When I told her about my predicament and the assumptions in front of me, she suddenly fell silent on the phone, and no matter how much I shouted, she didn't answer.

At first, I thought it was my own inaction that made her feel hopeless, but then I thought about how a little girl as thin as her could survive for so long in the underground fortifications left behind by the Japanese army.

This in itself is fraught with doubts.

Outside the window, it gradually dimmed, and the night sky did not shine as many stars as expected, but was dark and lonely.

I sat around the table next to the phone, watching the burning red candles melt little by little, and I couldn't help but have the terrible thought of wanting to set fire to the end together.

But the weird thing doesn't stop there, for example, today is the sixth day of my house arrest.

I haven't felt the slightest bit of hunger in my stomach until now, and I'm also very clear-headed.

It's hard for me to imagine that a person who hasn't closed his eyes and rested for six days in a row can maintain so much energy.

And this kind of strange thing turned out to be impartial, and it happened to let me bump into it.

I couldn't sleep until the second half of the night, not counting the first night here, and my brain didn't seem sleepy for the next few days.

I couldn't help but dig out the old newspaper from under the bed and read it carefully, all because it was boring to pass the time.

For a moment, I even thought that it was cancer that reversed the functions in my body, and that maybe I had an immortal body at this moment.

However, with the occasional mouthful of black phlegm coughed up, I realized how naΓ―ve my thoughts were, and I really had a big life when I counted the days.

If ordinary people know that they have a terminal illness, they may either spend all their wealth and lie in the hospital ward, or they should start to take care of their own affairs.

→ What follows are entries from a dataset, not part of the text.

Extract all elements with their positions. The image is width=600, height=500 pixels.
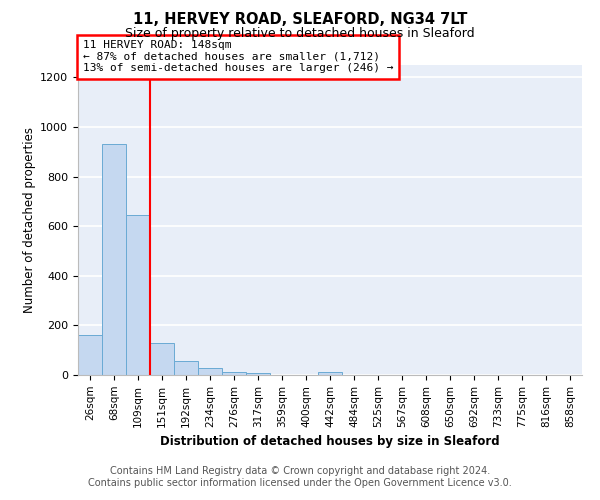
X-axis label: Distribution of detached houses by size in Sleaford: Distribution of detached houses by size … xyxy=(160,435,500,448)
Bar xyxy=(126,215,150,375)
Text: Contains HM Land Registry data © Crown copyright and database right 2024.: Contains HM Land Registry data © Crown c… xyxy=(110,466,490,476)
Text: 11 HERVEY ROAD: 148sqm
← 87% of detached houses are smaller (1,712)
13% of semi-: 11 HERVEY ROAD: 148sqm ← 87% of detached… xyxy=(83,40,394,74)
Text: Contains public sector information licensed under the Open Government Licence v3: Contains public sector information licen… xyxy=(88,478,512,488)
Bar xyxy=(198,368,222,375)
Bar xyxy=(174,362,198,375)
Bar xyxy=(78,336,102,375)
Bar xyxy=(246,373,270,375)
Bar xyxy=(222,372,246,375)
Text: Size of property relative to detached houses in Sleaford: Size of property relative to detached ho… xyxy=(125,28,475,40)
Y-axis label: Number of detached properties: Number of detached properties xyxy=(23,127,36,313)
Bar xyxy=(150,343,174,375)
Text: 11, HERVEY ROAD, SLEAFORD, NG34 7LT: 11, HERVEY ROAD, SLEAFORD, NG34 7LT xyxy=(133,12,467,28)
Bar xyxy=(318,372,342,375)
Bar xyxy=(102,144,126,375)
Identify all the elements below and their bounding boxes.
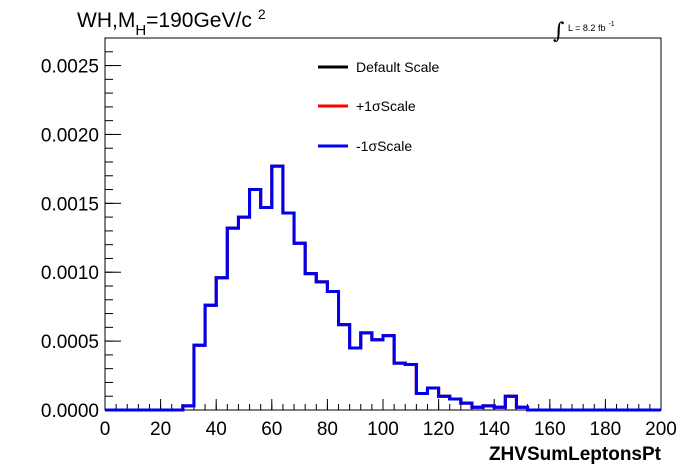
- chart-title-main: WH,M: [77, 9, 135, 32]
- x-tick-label: 20: [150, 419, 171, 440]
- chart-title-rest: =190GeV/c: [146, 9, 252, 32]
- x-tick-label: 160: [534, 419, 566, 440]
- y-tick-label: 0.0005: [41, 332, 99, 353]
- legend-label-default-scale: Default Scale: [356, 59, 439, 75]
- lumi-label-superscript: -1: [608, 21, 614, 28]
- chart-title-subscript: H: [135, 22, 146, 39]
- legend-label-minus-sigma-scale: -1σScale: [356, 138, 412, 154]
- lumi-integral-sign: ∫: [553, 19, 565, 44]
- y-tick-label: 0.0015: [41, 194, 99, 215]
- histogram-series: [105, 164, 661, 412]
- x-tick-label: 140: [478, 419, 510, 440]
- x-tick-label: 100: [367, 419, 399, 440]
- x-tick-label: 180: [590, 419, 622, 440]
- x-axis-label: ZHVSumLeptonsPt: [489, 444, 662, 465]
- x-tick-label: 120: [423, 419, 455, 440]
- chart-title-superscript: 2: [258, 6, 266, 22]
- x-tick-label: 0: [100, 419, 111, 440]
- y-tick-label: 0.0025: [41, 57, 99, 78]
- y-tick-label: 0.0020: [41, 125, 99, 146]
- lumi-label-text: L = 8.2 fb: [568, 23, 605, 33]
- x-tick-label: 200: [645, 419, 677, 440]
- x-tick-label: 60: [261, 419, 282, 440]
- x-tick-label: 40: [206, 419, 227, 440]
- legend-label-plus-sigma-scale: +1σScale: [356, 98, 416, 114]
- legend: Default Scale +1σScale -1σScale: [318, 59, 439, 154]
- y-tick-label: 0.0010: [41, 263, 99, 284]
- y-tick-label: 0.0000: [41, 401, 99, 422]
- lumi-label: L = 8.2 fb -1: [568, 21, 615, 33]
- series-line-2: [105, 164, 661, 412]
- y-axis: 0.0000 0.0005 0.0010 0.0015 0.0020 0.0025: [41, 37, 121, 422]
- x-tick-label: 80: [317, 419, 338, 440]
- chart-title: WH,MH=190GeV/c 2: [77, 6, 266, 39]
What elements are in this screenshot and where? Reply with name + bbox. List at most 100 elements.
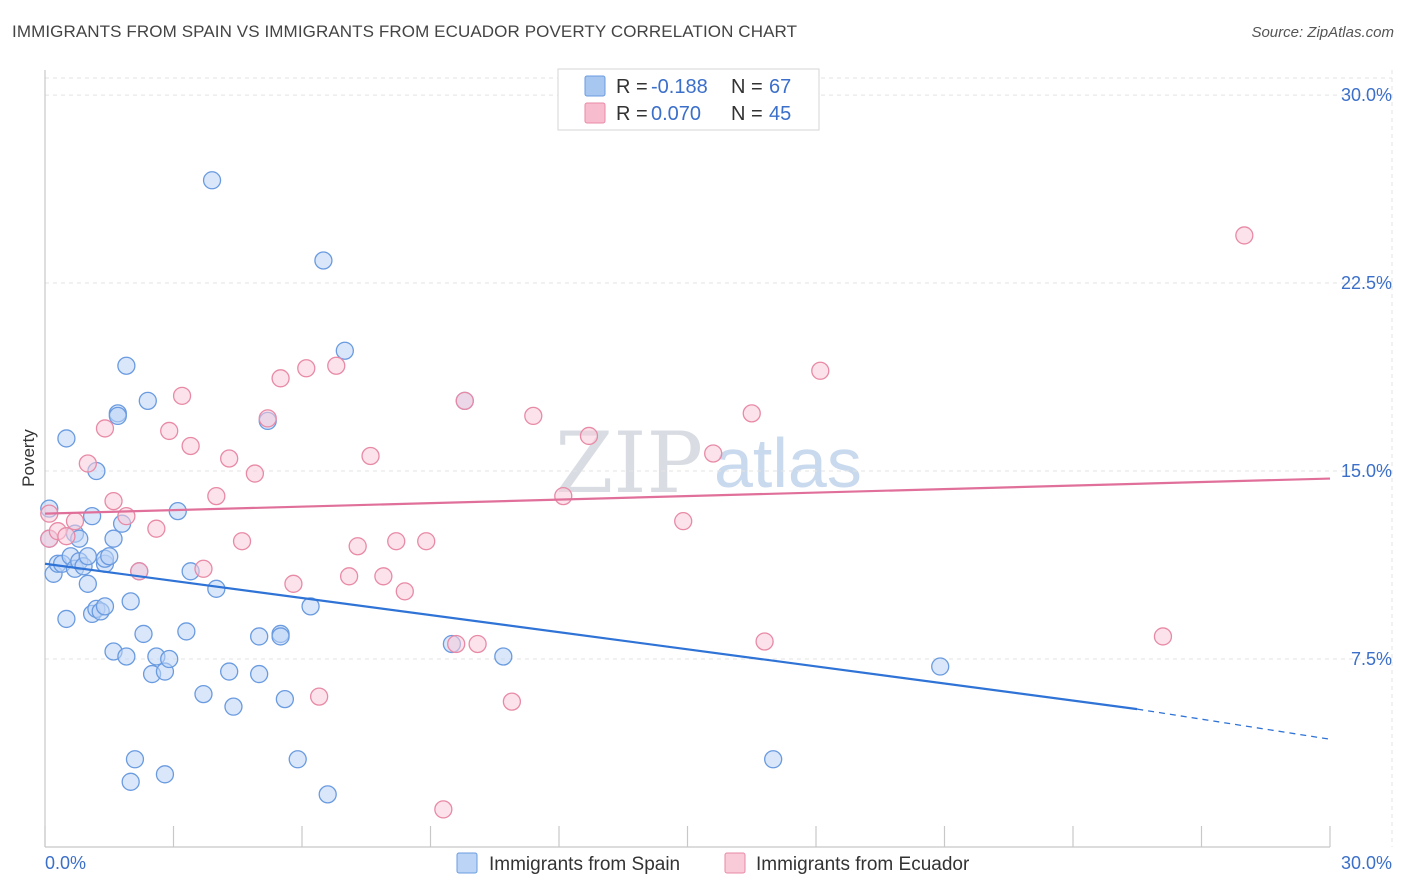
- y-tick-label: 15.0%: [1341, 461, 1392, 481]
- point-ecuador: [455, 391, 474, 411]
- point-spain: [57, 609, 76, 629]
- bottom-legend-label-ecuador: Immigrants from Ecuador: [756, 854, 970, 875]
- series-ecuador: [40, 226, 1254, 819]
- point-spain: [155, 765, 175, 784]
- point-spain: [78, 547, 97, 566]
- point-ecuador: [271, 369, 290, 388]
- bottom-legend-swatch-spain: [456, 852, 478, 874]
- point-spain: [117, 647, 136, 666]
- x-tick-label-min: 0.0%: [45, 853, 86, 873]
- point-spain: [125, 750, 145, 769]
- point-spain: [104, 529, 123, 548]
- stats-legend: R = -0.188 N = 67 R = 0.070 N = 45: [557, 68, 820, 131]
- point-ecuador: [387, 532, 406, 551]
- point-ecuador: [755, 632, 774, 651]
- point-ecuador: [361, 446, 380, 466]
- point-spain: [177, 622, 196, 641]
- point-spain: [764, 750, 783, 769]
- legend-n-value-spain: 67: [769, 76, 791, 98]
- chart-source: Source: ZipAtlas.com: [1251, 24, 1394, 41]
- point-spain: [314, 251, 333, 270]
- y-tick-labels: 7.5% 15.0% 22.5% 30.0%: [1341, 85, 1392, 669]
- point-spain: [108, 406, 127, 426]
- point-spain: [160, 649, 179, 669]
- x-ticks: [44, 826, 1331, 847]
- point-spain: [134, 624, 153, 644]
- x-tick-label-max: 30.0%: [1341, 853, 1392, 873]
- point-spain: [318, 785, 337, 804]
- legend-n-label-ecuador: N =: [731, 103, 763, 125]
- point-ecuador: [339, 567, 359, 586]
- point-spain: [250, 627, 269, 646]
- point-ecuador: [57, 527, 76, 546]
- y-tick-label: 22.5%: [1341, 273, 1392, 293]
- point-ecuador: [95, 419, 115, 438]
- watermark-atlas: atlas: [714, 424, 862, 502]
- point-ecuador: [502, 692, 522, 711]
- point-ecuador: [232, 532, 252, 551]
- point-ecuador: [554, 486, 573, 506]
- point-spain: [57, 429, 76, 448]
- point-spain: [82, 506, 102, 526]
- point-ecuador: [181, 436, 200, 456]
- point-spain: [494, 647, 513, 666]
- point-ecuador: [309, 687, 329, 706]
- point-ecuador: [468, 634, 487, 654]
- legend-n-value-ecuador: 45: [769, 103, 791, 125]
- legend-r-value-ecuador: 0.070: [651, 103, 701, 125]
- point-ecuador: [579, 426, 599, 446]
- y-axis-label: Poverty: [19, 429, 38, 487]
- legend-r-value-spain: -0.188: [651, 76, 708, 98]
- point-ecuador: [524, 406, 543, 426]
- point-spain: [121, 772, 140, 791]
- point-spain: [207, 579, 226, 598]
- point-spain: [138, 391, 157, 411]
- point-spain: [301, 597, 320, 616]
- trend-lines: [44, 477, 1331, 740]
- point-ecuador: [327, 356, 346, 375]
- point-ecuador: [811, 361, 830, 380]
- point-ecuador: [417, 532, 436, 551]
- point-spain: [275, 689, 295, 709]
- point-spain: [194, 684, 213, 704]
- trend-line-spain-extension: [1137, 708, 1331, 740]
- point-ecuador: [742, 404, 761, 423]
- point-ecuador: [258, 409, 277, 428]
- series-legend: Immigrants from Spain Immigrants from Ec…: [456, 852, 970, 875]
- point-ecuador: [194, 559, 213, 578]
- legend-swatch-spain: [584, 75, 606, 97]
- chart-title: IMMIGRANTS FROM SPAIN VS IMMIGRANTS FROM…: [12, 22, 798, 41]
- trend-line-spain: [44, 562, 1138, 711]
- point-ecuador: [65, 512, 85, 531]
- point-spain: [117, 356, 136, 375]
- point-spain: [95, 597, 115, 616]
- y-tick-label: 7.5%: [1351, 649, 1392, 669]
- legend-swatch-ecuador: [584, 102, 606, 124]
- series-spain: [40, 171, 950, 804]
- point-ecuador: [1153, 627, 1173, 646]
- point-ecuador: [78, 454, 97, 473]
- point-ecuador: [395, 582, 414, 601]
- point-ecuador: [245, 464, 265, 483]
- point-spain: [335, 341, 354, 360]
- point-ecuador: [374, 567, 393, 586]
- point-ecuador: [434, 800, 453, 819]
- bottom-legend-label-spain: Immigrants from Spain: [489, 854, 680, 875]
- bottom-legend-swatch-ecuador: [724, 852, 746, 874]
- point-ecuador: [704, 444, 723, 463]
- point-ecuador: [297, 359, 316, 378]
- point-spain: [250, 664, 269, 684]
- point-ecuador: [447, 634, 466, 654]
- point-spain: [224, 697, 243, 716]
- point-spain: [121, 592, 140, 611]
- point-spain: [220, 662, 239, 681]
- point-spain: [931, 657, 950, 676]
- point-spain: [202, 171, 222, 190]
- legend-n-label-spain: N =: [731, 76, 763, 98]
- point-ecuador: [1235, 226, 1254, 245]
- point-ecuador: [348, 537, 367, 556]
- point-ecuador: [674, 512, 693, 531]
- point-spain: [271, 627, 290, 646]
- point-spain: [100, 547, 119, 566]
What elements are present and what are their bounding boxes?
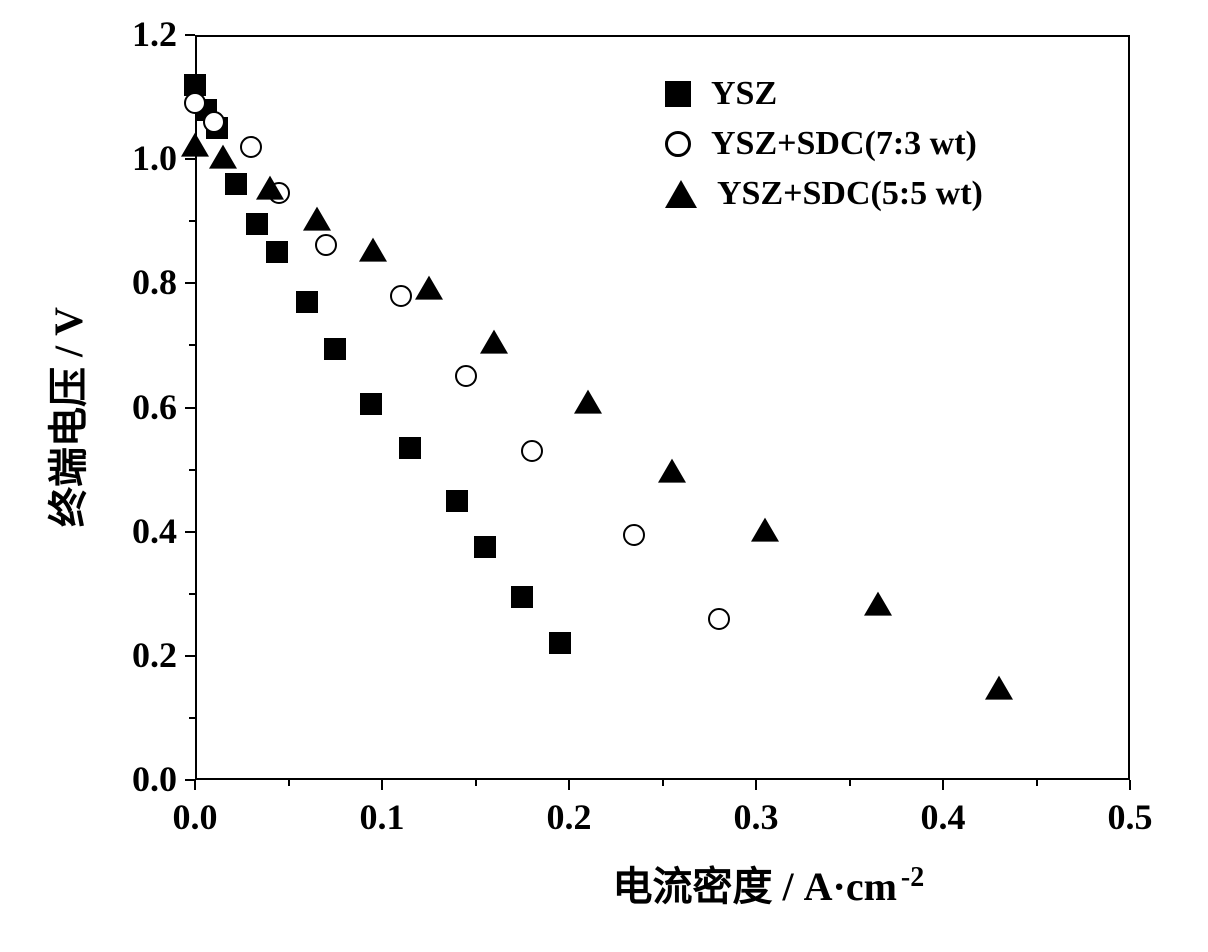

And people like me who can eat and sleep and don't care about it, it really seems like this is the only one in the world.

At this time, it is already two or three o'clock in the morning, maybe someone is working overtime, someone is jet lag abroad... Someone is sneaking into an upscale neighborhood to steal.

Someone is cheating, someone is cheating.

The thoughts in my head were a mess, and as the seventh day came, I felt the excitement in my body and even began to be a little scared.

Will I die suddenly at any time?

But all of this was completely disrupted by the eerie ringing of the phone.

On the night of the eighth day, I cursed the men behind the scenes more than a dozen times in a row, as usual.

Although I don't know who he is at the moment, and what purpose he put me under house arrest, I firmly believe that he must be some inconspicuous passer-by next to him, but he is very hidden and has not yet revealed his flaws.